Twin attacks on Iran parliament, Khomeini shrine, 1 dead

FILE – This June 4, 2007 file photo shows Iranians in Tehran attending ceremonies on the 18th anniversary of the death of Iran’s late leader Ayatollah Ruhollah Khomeini, outside his shrine. English-language state TV has reported an explosion at the shrine amidst protests. State TV said Wednesday, June 7, 2017 that four ‘terrorists,’ including suicide bomber, attacked the Khomeini shrine. (AP Photo/Hasan Sarbakhshian, File)

(AP) — Several attackers stormed into Iran’s parliament and a suicide bomber targeted the shrine of Ayatollah Ruhollah Khomeini on Wednesday, killing a security guard and wounding 12 other people in rare twin attacks, with the shooting at the legislature still underway.

It was not immediately clear who was behind the attacks or if they were coordinated. The unusual attacks in Iran’s capital, Tehran, prompted the Interior Ministry to call for an urgent security meeting, according to the state-run IRNA news agency.

Iranian state media said police helicopters were circling over the parliament building and that all mobile phone lines from inside were disconnected. The semi-official ISNA news agency said all entrance and exit gates at parliament were closed and that lawmakers and reporters were ordered to remain in place inside the chamber, where a session had been in progress.

State TV later said four attackers are involved in the parliament attack, and that eight people were wounded. It quoted lawmaker Elias Hazrati as saying the attackers were armed with Kalashnikov assault rifles.
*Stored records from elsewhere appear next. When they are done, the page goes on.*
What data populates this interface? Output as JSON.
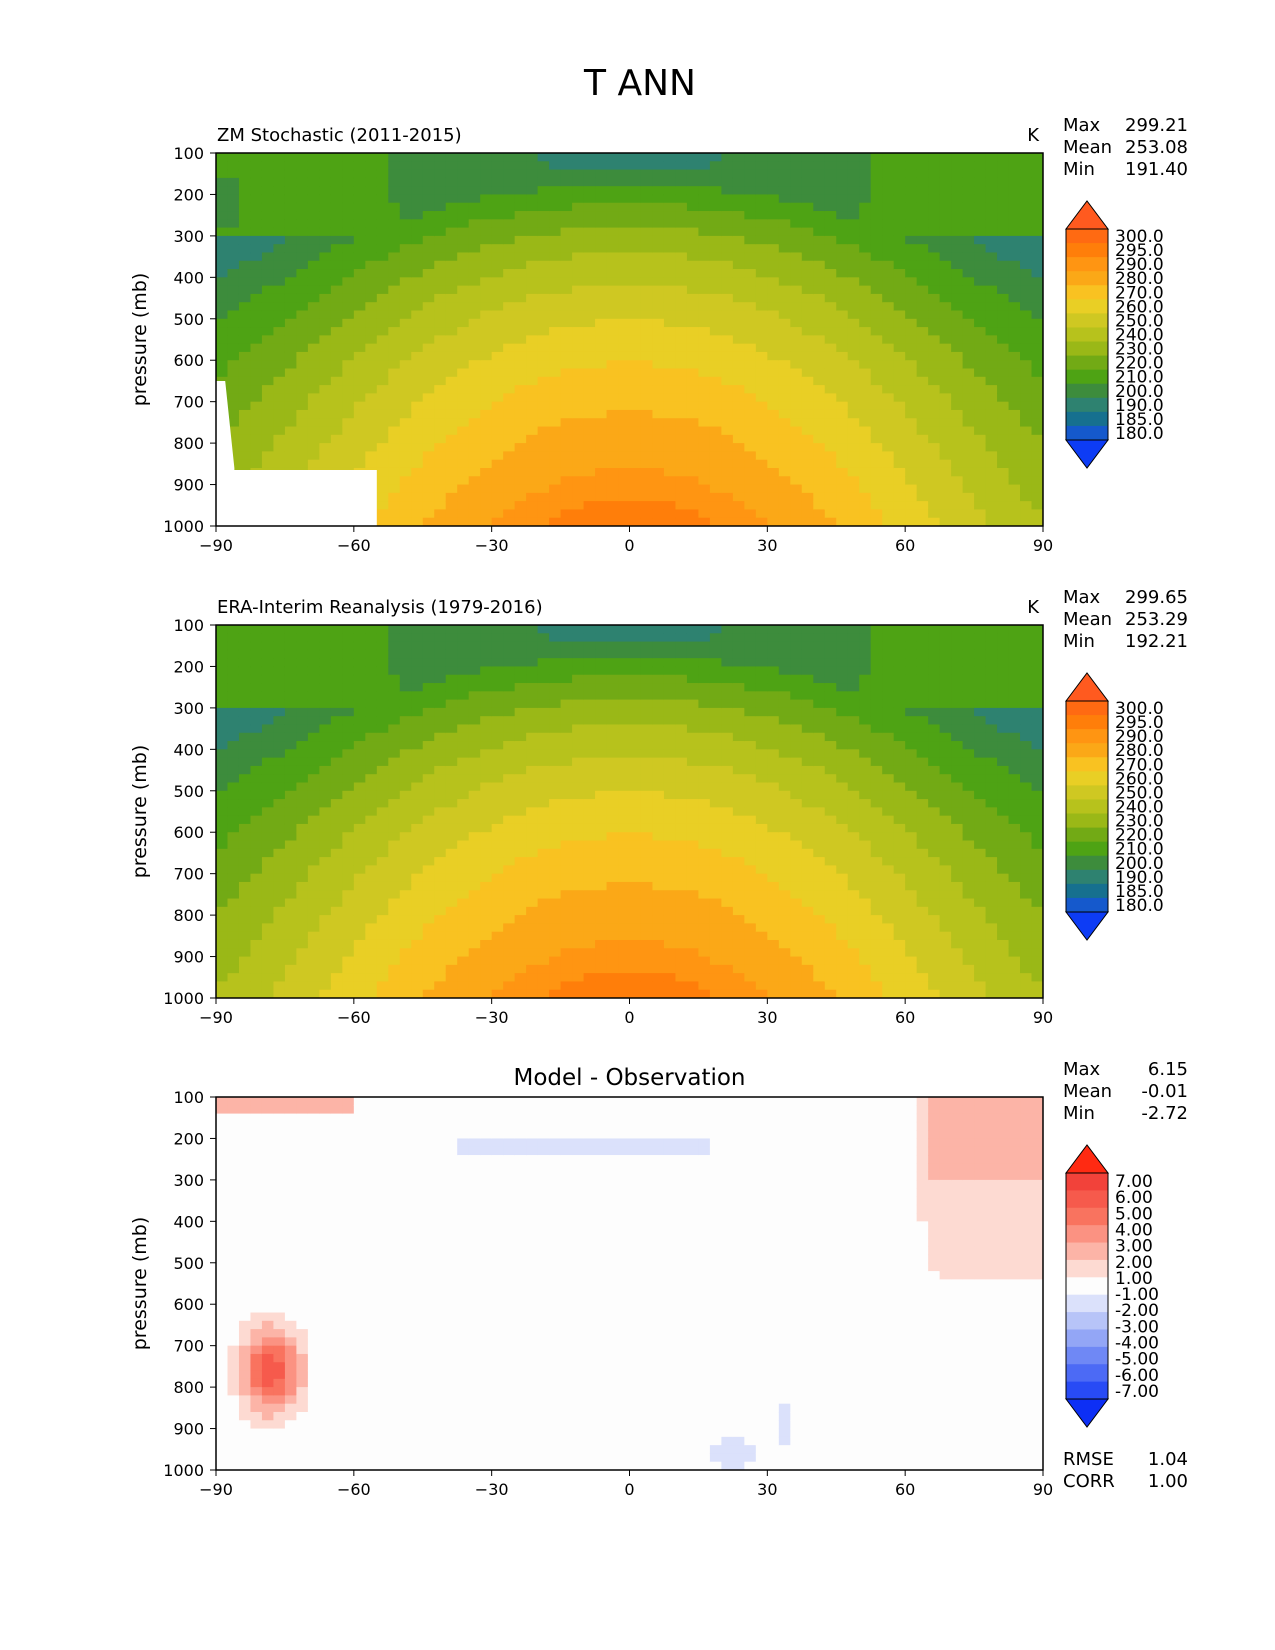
{
  "figure": {
    "title": "T ANN"
  },
  "chart_data": [
    {
      "type": "heatmap",
      "panel": "model",
      "title": "ZM Stochastic (2011-2015)",
      "units": "K",
      "xlabel": "",
      "ylabel": "pressure (mb)",
      "xlim": [
        -90,
        90
      ],
      "ylim": [
        1000,
        100
      ],
      "xticks": [
        "−90",
        "−60",
        "−30",
        "0",
        "30",
        "60",
        "90"
      ],
      "yticks": [
        "100",
        "200",
        "300",
        "400",
        "500",
        "600",
        "700",
        "800",
        "900",
        "1000"
      ],
      "stats": {
        "max_label": "Max",
        "max": "299.21",
        "mean_label": "Mean",
        "mean": "253.08",
        "min_label": "Min",
        "min": "191.40"
      },
      "colorbar": {
        "labels": [
          "300.0",
          "295.0",
          "290.0",
          "280.0",
          "270.0",
          "260.0",
          "250.0",
          "240.0",
          "230.0",
          "220.0",
          "210.0",
          "200.0",
          "190.0",
          "185.0",
          "180.0"
        ],
        "colors": [
          "#ff5a1f",
          "#ff6a12",
          "#ff7e0a",
          "#ff9512",
          "#fba817",
          "#f9c221",
          "#e9cf25",
          "#cfc822",
          "#b7c21c",
          "#9ab817",
          "#72aa15",
          "#4ea314",
          "#3d8c3c",
          "#2e8270",
          "#16708f",
          "#1559cc",
          "#0d3cf5"
        ]
      },
      "missing_region_note": "",
      "masked_region": {
        "lat_max": -55,
        "top_pressure_at_minus90": 650,
        "shelf_pressure": 865
      }
    },
    {
      "type": "heatmap",
      "panel": "reference",
      "title": "ERA-Interim Reanalysis (1979-2016)",
      "units": "K",
      "xlabel": "",
      "ylabel": "pressure (mb)",
      "xlim": [
        -90,
        90
      ],
      "ylim": [
        1000,
        100
      ],
      "xticks": [
        "−90",
        "−60",
        "−30",
        "0",
        "30",
        "60",
        "90"
      ],
      "yticks": [
        "100",
        "200",
        "300",
        "400",
        "500",
        "600",
        "700",
        "800",
        "900",
        "1000"
      ],
      "stats": {
        "max_label": "Max",
        "max": "299.65",
        "mean_label": "Mean",
        "mean": "253.29",
        "min_label": "Min",
        "min": "192.21"
      },
      "colorbar": {
        "labels": [
          "300.0",
          "295.0",
          "290.0",
          "280.0",
          "270.0",
          "260.0",
          "250.0",
          "240.0",
          "230.0",
          "220.0",
          "210.0",
          "200.0",
          "190.0",
          "185.0",
          "180.0"
        ],
        "colors": [
          "#ff5a1f",
          "#ff6a12",
          "#ff7e0a",
          "#ff9512",
          "#fba817",
          "#f9c221",
          "#e9cf25",
          "#cfc822",
          "#b7c21c",
          "#9ab817",
          "#72aa15",
          "#4ea314",
          "#3d8c3c",
          "#2e8270",
          "#16708f",
          "#1559cc",
          "#0d3cf5"
        ]
      }
    },
    {
      "type": "heatmap",
      "panel": "difference",
      "title": "Model - Observation",
      "units": "",
      "xlabel": "",
      "ylabel": "pressure (mb)",
      "xlim": [
        -90,
        90
      ],
      "ylim": [
        1000,
        100
      ],
      "xticks": [
        "−90",
        "−60",
        "−30",
        "0",
        "30",
        "60",
        "90"
      ],
      "yticks": [
        "100",
        "200",
        "300",
        "400",
        "500",
        "600",
        "700",
        "800",
        "900",
        "1000"
      ],
      "stats": {
        "max_label": "Max",
        "max": "6.15",
        "mean_label": "Mean",
        "mean": "-0.01",
        "min_label": "Min",
        "min": "-2.72"
      },
      "rmse_label": "RMSE",
      "rmse": "1.04",
      "corr_label": "CORR",
      "corr": "1.00",
      "colorbar": {
        "labels": [
          "7.00",
          "6.00",
          "5.00",
          "4.00",
          "3.00",
          "2.00",
          "1.00",
          "-1.00",
          "-2.00",
          "-3.00",
          "-4.00",
          "-5.00",
          "-6.00",
          "-7.00"
        ],
        "colors": [
          "#ff2a12",
          "#f2423a",
          "#f65a4c",
          "#f9735f",
          "#fb9282",
          "#fcb4a7",
          "#fddad2",
          "#fdfdfd",
          "#dbe1fb",
          "#b7c4f8",
          "#93a6f6",
          "#6f88f5",
          "#4c6af5",
          "#284bf5",
          "#0d2ff5"
        ]
      }
    }
  ]
}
It also said a security guard was killed and four people wounded in the shrine attack. It said one of the attackers at the shrine was killed by security guards and that a woman was arrested. It described the shrine attackers as “terrorists” and said one carried out a suicide bombing, without providing further details.

In addition to being lethal, the attack on the shrine of Khomeini is symbolically stunning. As Iran’s first Supreme Leader, Khomeini is a towering figure in the country and was its revolutionary leader in the 1979 ouster of the shah.

Sunni extremists, including the Islamic State group, despise Shiite-majority Iran and are at war with Tehran’s proxies in Syria and Iraq. Iran has also come under attack in the past by Arab insurgents. No one immediately claimed Wednesday’s attacks.